I guess I have just been a slacker.

To be honest, there is not much to report.

I didn’t go to class last week because my little kitty got herself hurt and I had to go with her to the vet. I was too shaken to think about going to class.

This week class isn’t happening because it is a public holiday here in Germany.

The only ballet things I have been doing is what I have been doing at home.

Every time I have had a day off, which isn’t too often, I have been doing my pirouette practice and pointe work.

Most evenings I have been doing my feet and ankle strengthening workout.

I was planning on trying out another class at the dance centre on Monday, but now I am doing a first aid course then.

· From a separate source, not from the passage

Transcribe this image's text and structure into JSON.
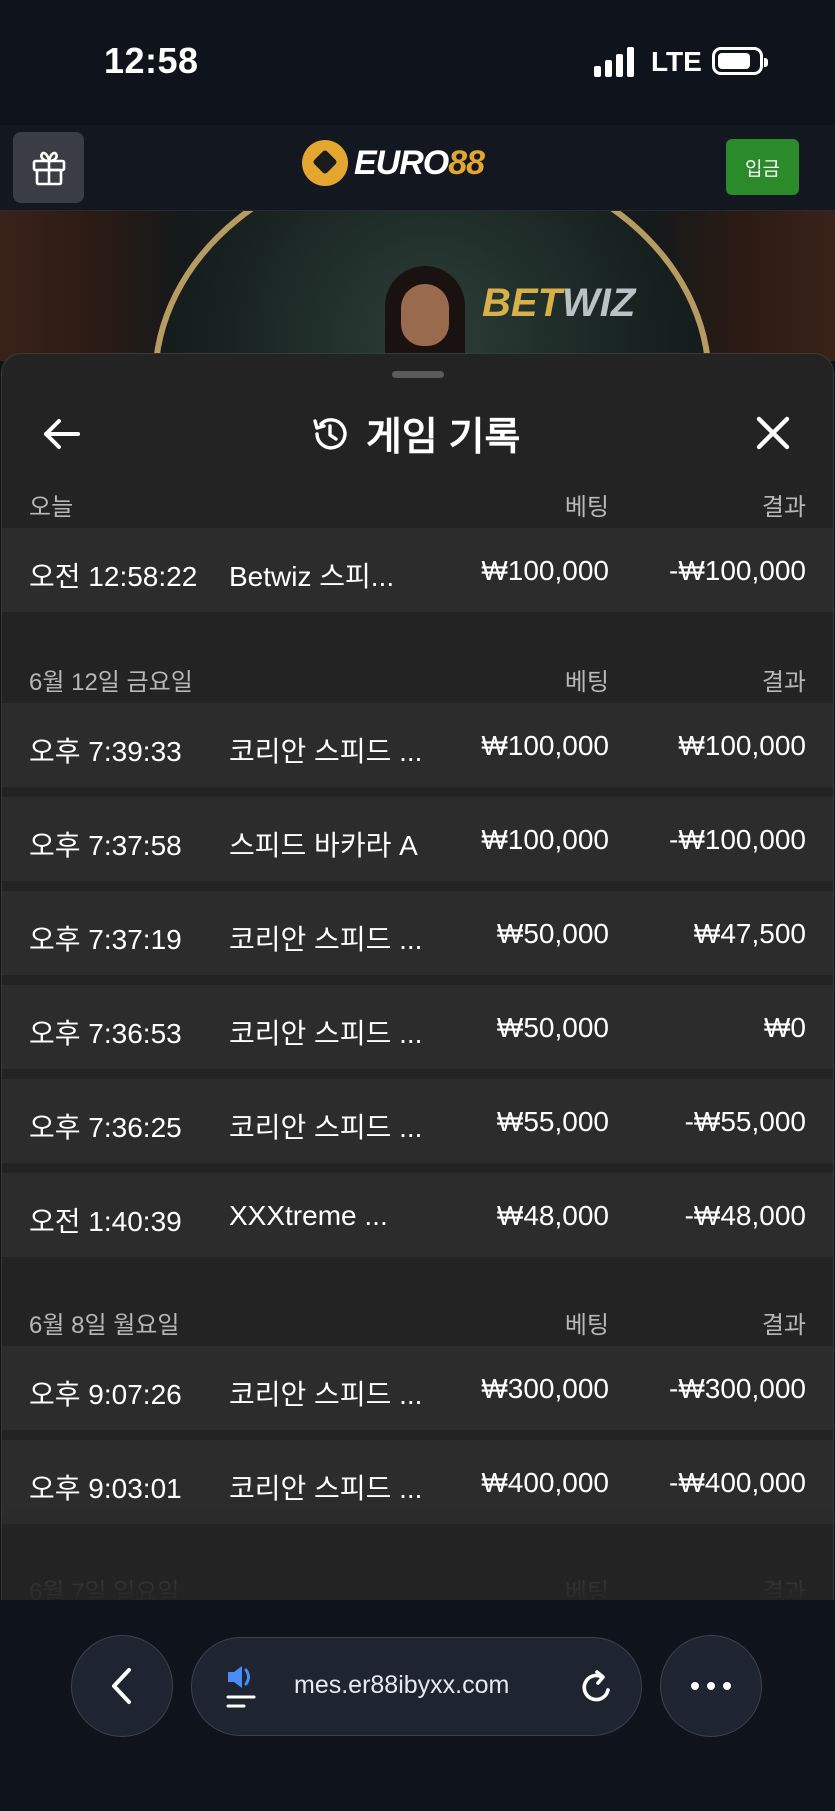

It would be great if that course worked out. It is at 10:30 in the morning, goes for an hour and a half and is pretty affordable. The dance centre is meant to be pretty expensive, but I guess the class isn’t that expensive because of the time it is at.

I am hoping to try it before the dance centre closes for the summer holidays.

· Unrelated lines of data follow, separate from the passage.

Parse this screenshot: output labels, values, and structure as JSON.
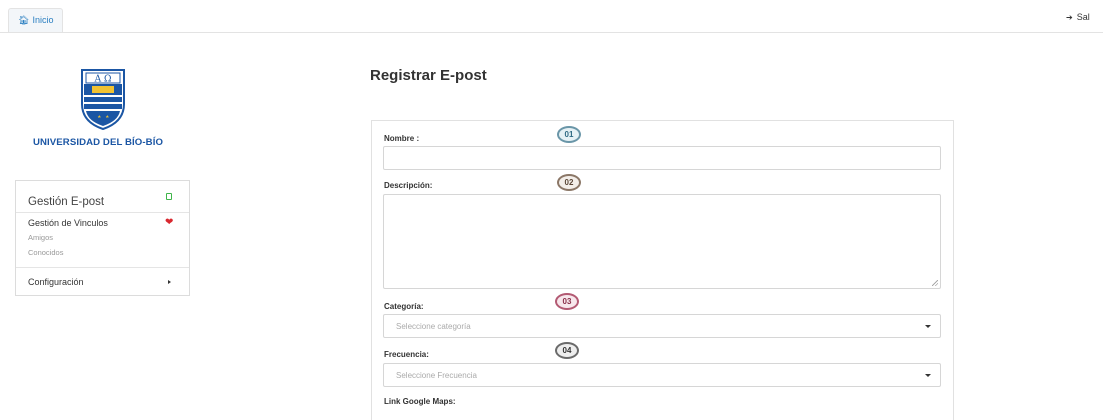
{
  "topbar": {
    "home_tab": "Inicio",
    "home_icon": "home-icon",
    "logout_label": "Sal",
    "logout_icon": "sign-out-icon"
  },
  "sidebar": {
    "university_name": "UNIVERSIDAD DEL BÍO-BÍO",
    "logo_letters": "A Ω",
    "menu": {
      "title": "Gestión E-post",
      "items": [
        {
          "label": "Gestión de Vinculos",
          "icon": "heart-icon",
          "subitems": [
            "Amigos",
            "Conocidos"
          ]
        },
        {
          "label": "Configuración",
          "icon": "caret-right-icon"
        }
      ]
    }
  },
  "form": {
    "title": "Registrar E-post",
    "fields": [
      {
        "label": "Nombre :",
        "badge": "01",
        "value": ""
      },
      {
        "label": "Descripción:",
        "badge": "02",
        "value": ""
      },
      {
        "label": "Categoría:",
        "badge": "03",
        "placeholder": "Seleccione categoría"
      },
      {
        "label": "Frecuencia:",
        "badge": "04",
        "placeholder": "Seleccione Frecuencia"
      },
      {
        "label": "Link Google Maps:"
      }
    ]
  },
  "colors": {
    "accent": "#2a7fc1",
    "university_blue": "#1b56a4",
    "heart": "#d9282f"
  }
}
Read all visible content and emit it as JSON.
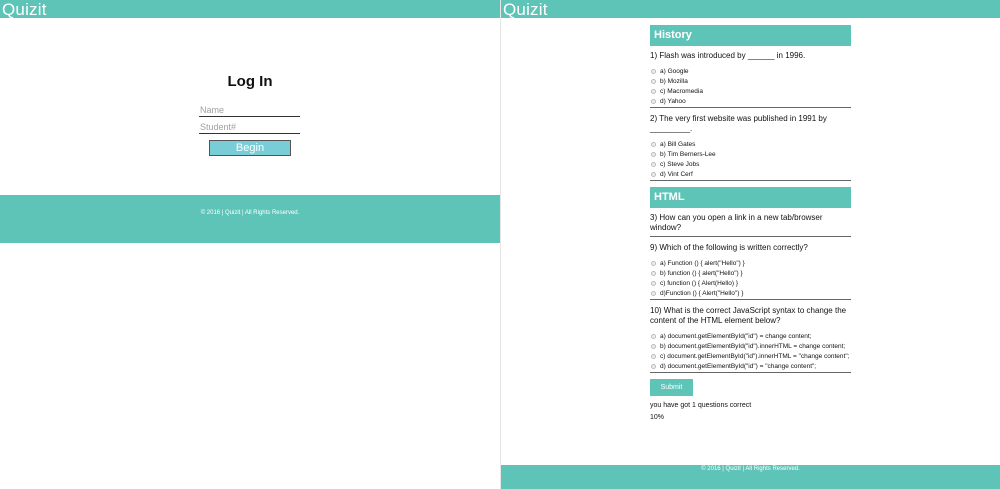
{
  "left": {
    "brand": "Quizit",
    "title": "Log In",
    "name_placeholder": "Name",
    "student_placeholder": "Student#",
    "begin_label": "Begin",
    "footer": "© 2016 | Quizit | All Rights Reserved."
  },
  "right": {
    "brand": "Quizit",
    "sections": {
      "history": "History",
      "html": "HTML"
    },
    "questions": [
      {
        "text": "1) Flash was introduced by ______ in 1996.",
        "options": [
          "a) Google",
          "b) Mozilla",
          "c) Macromedia",
          "d) Yahoo"
        ]
      },
      {
        "text": "2) The very first website was published in 1991 by _________.",
        "options": [
          "a) Bill Gates",
          "b) Tim Berners-Lee",
          "c) Steve Jobs",
          "d) Vint Cerf"
        ]
      },
      {
        "text": "3) How can you open a link in a new tab/browser window?"
      },
      {
        "text": "9) Which of the following is written correctly?",
        "options": [
          "a) Function () { alert(\"Hello\") }",
          "b) function () { alert(\"Hello\") }",
          "c) function () { Alert(Hello) }",
          "d)Function () { Alert(\"Hello\") }"
        ]
      },
      {
        "text": "10) What is the correct JavaScript syntax to change the content of the HTML element below?",
        "options": [
          "a) document.getElementById(\"id\") = change content;",
          "b) document.getElementById(\"id\").innerHTML = change content;",
          "c) document.getElementById(\"id\").innerHTML = \"change content\";",
          "d) document.getElementById(\"id\") = \"change content\";"
        ]
      }
    ],
    "submit_label": "Submit",
    "result_text": "you have got 1 questions correct",
    "score_text": "10%",
    "footer": "© 2016 | Quizit | All Rights Reserved."
  }
}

Still no update on my gaynors..

Hope you all had a lovely week!

Week 114 – School, Comfi, and Germany’s next top model

Part and parcel of taking class with teens is that the topic of conversation often drifts away from ballet.

As a result, I have heard way more than I wanted to about school life, preparing for confirmation, and about who the favourites are for Germany’s next top model.

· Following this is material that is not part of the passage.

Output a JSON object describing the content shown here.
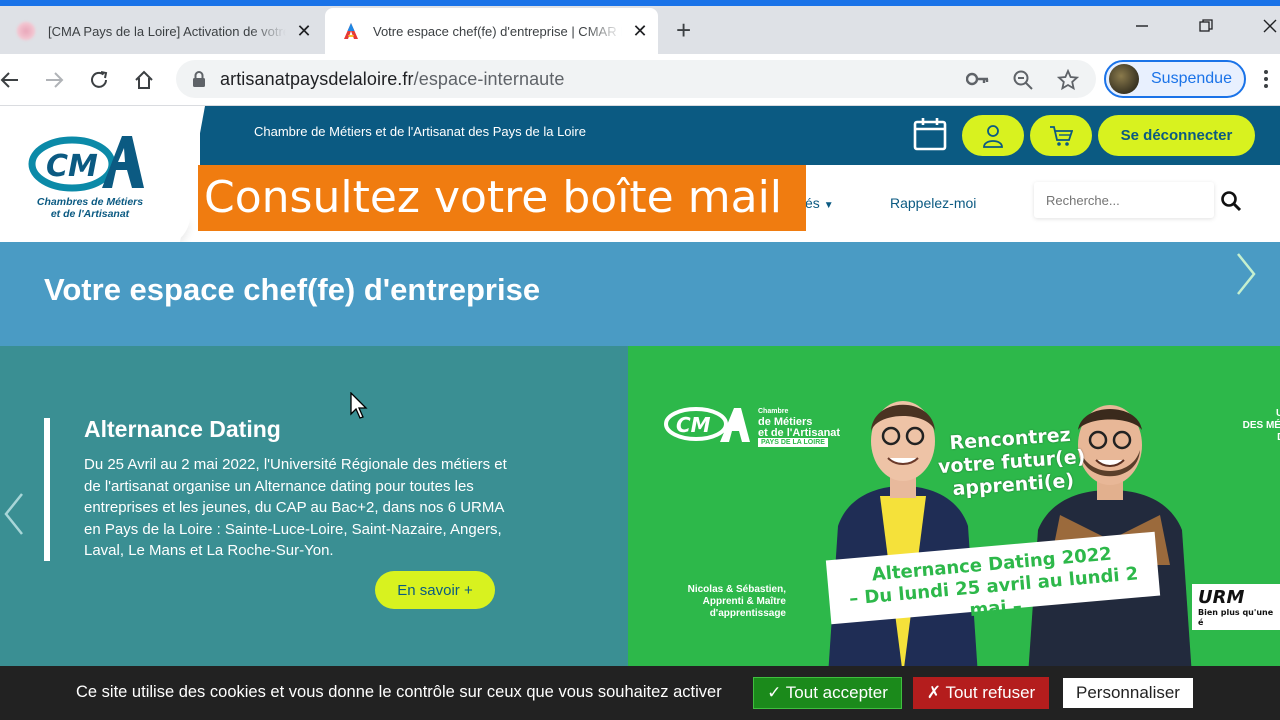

I guess that is the sacrifice I have to make if I want to take class with people who are 10 years younger than me!

My teacher mentioned this week that we had now run through all the exercises for Intermediate Foundation. Well, at least all the exercises on flat.

I know the other girls in the class have pointe class as well during the week, so I am assuming the teacher might be rehearsing the pointe parts with them.

Nonetheless, I am still doing some pointe work at home. The „My Beginner Pointe“ DVD suggests doing stage 1 for a minimum of two times a week for 6 months. I just hit the 4 month mark.

I can feel myself getting a lot stronger in terms of not only strength itself, but technique. I made a lot of improvement when I realised that when I had my barre in front of the mirror I tended to look down at what my feet were doing. This threw my balance off.

My barre is still in front of the mirror, but I now make a conscious effort not to look unless necessary.

You might remember from a few weeks ago that I wanted to get new Gaynors. Well, the shop said they would order them and send me the invoice in the next few days. It’s been 6 weeks and no invoice! I email them again..but I haven’t received a reply.

I hope everything is ok with them!

I guess I need to call.

Sorry about the very very late post this week. I am meant to be working part time at my new job, but I have full time hours at the moment.

Hope you all had a lovely week!

Week 113 – Freedom through dance

I’m not sure if I mentioned it, but I started a new part time job about a month ago.

It is a type of reception job, which I have done many times before. However, this is a new experience for me because I have never done it before in Germany.

English is my first language, but my German isn’t too bad.

Starting a new job is hard anyway, but I am slowly realising that the place I am working at has a bad atmosphere. Everyone there is unhappy with their jobs and moan a lot.

To top it off though, 3 different people have mentioned that I look timid.

I don’t have very high self-esteem anyway, so this has all left me feeling a bit sad.

Contrary to my last post, I definitely don’t feel like I am making the most of life at the moment.

I definitely consider myself an introvert, and a sensitive one at that, but I feel like I have been doing a good job at my new workplace.

Anyway, what has this got to do with ballet?

Well, I have to say that I am hugely thankful that I have ballet as an escape.

Although I am not taking as many lessons as I would like, the two hours a week that I do have have really saved me.

I really don’t know what I did to escape before my obsession with ballet came to life.

I feel like the whole routine of putting on tights, a leo, and a pair of pink slippers calming.

I know that when I step into the studio we will start with pliés.

I can forget about the day, or week, and concentrate on pointing my toes or maintaining a balance.

This week was a bit of a low for me. But as they say, there are no highs without the lows.